In [46]:
from dotenv import load_dotenv; load_dotenv()
import sys, os; sys.path.append(os.getenv('MP'))

import pickle
import numpy as np
import nn

In [47]:
with open(r'models/pico_seuss_001/model.pkl', 'rb') as f:
  model = pickle.load(f)

with open(r'data/word_processors.pkl', 'rb') as f:
  tokenizer, vectorizer = pickle.load(f)

In [99]:
def prepare_input(input_sentence, target_seq_len):
  # Tokenize and vectorize
  tokens = tokenizer.transform(input_sentence)
  tokens = [' '.join(t).split() for t in tokens]
  vectors = vectorizer.transform(tokens)
  vectors = np.array(vectors)

  # Pad to target seq len
  if vectors.shape[-1] < target_seq_len:
    pad_width = 16 - vectors[0].shape[0]
    vectors = np.pad(vectors, ((0, 0), (0, pad_width)))

  # Add batch dimension (batch, doc, seq)
  input = vectors[np.newaxis,:,-target_seq_len:]

  return input

In [141]:
test_text = ['I went to the park and saw a cat.

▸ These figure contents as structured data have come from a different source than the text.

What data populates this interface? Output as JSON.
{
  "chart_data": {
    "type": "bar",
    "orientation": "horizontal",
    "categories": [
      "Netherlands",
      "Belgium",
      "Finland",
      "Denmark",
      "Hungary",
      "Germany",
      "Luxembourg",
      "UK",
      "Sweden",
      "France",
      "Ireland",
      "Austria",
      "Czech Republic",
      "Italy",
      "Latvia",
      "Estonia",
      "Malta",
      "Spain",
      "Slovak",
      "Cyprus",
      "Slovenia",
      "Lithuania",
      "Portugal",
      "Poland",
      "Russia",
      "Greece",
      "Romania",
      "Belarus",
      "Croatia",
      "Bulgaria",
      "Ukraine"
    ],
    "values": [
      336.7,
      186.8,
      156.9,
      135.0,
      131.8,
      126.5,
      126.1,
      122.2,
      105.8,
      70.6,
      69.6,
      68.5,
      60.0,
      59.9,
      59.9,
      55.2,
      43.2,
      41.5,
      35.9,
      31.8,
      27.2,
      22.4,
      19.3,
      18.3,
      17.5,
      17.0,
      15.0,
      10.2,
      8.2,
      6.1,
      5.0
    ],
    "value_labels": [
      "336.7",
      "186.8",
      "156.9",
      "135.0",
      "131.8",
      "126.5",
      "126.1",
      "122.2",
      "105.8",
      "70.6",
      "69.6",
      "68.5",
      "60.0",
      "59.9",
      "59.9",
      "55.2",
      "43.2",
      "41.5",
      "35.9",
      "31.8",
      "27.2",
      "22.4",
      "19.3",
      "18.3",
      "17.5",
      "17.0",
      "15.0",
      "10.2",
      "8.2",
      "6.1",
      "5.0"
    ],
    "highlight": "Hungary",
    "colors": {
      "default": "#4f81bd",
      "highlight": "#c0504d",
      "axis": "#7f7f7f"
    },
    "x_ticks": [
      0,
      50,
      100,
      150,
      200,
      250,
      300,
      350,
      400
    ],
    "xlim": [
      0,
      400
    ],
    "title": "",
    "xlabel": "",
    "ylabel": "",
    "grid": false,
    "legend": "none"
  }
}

I will go to the fox.']
input = prepare_input(test_text, target_seq_len=16)

In [157]:
def generate(data, gen_len):
  input = data
  seq_len = input.shape[-1]

  # Create an output of size gen_length + input seq_len
  output = np.empty((gen_len + seq_len), dtype=int)
  output[:seq_len] = data

  for i in range(gen_len):
    next_word = np.argmax(model.predict(input)[:,:,1:])+1 # offset to fix the fact we avoid index 0 <UNK>
    input[:,:,:seq_len-1] = input[:,:,1:] # shift input by 1
    input[:,:,-1] = next_word # add new word to this space
    output[i + seq_len] = next_word
  return output

In [167]:
output = generate(input, 20)
' '.join(vectorizer.inverse_transform([output])[0])

'cat will would cat cat cat cat there there there . some will will saw cat cat will would cat cat cat cat there there there . some will will saw cat cat will would cat'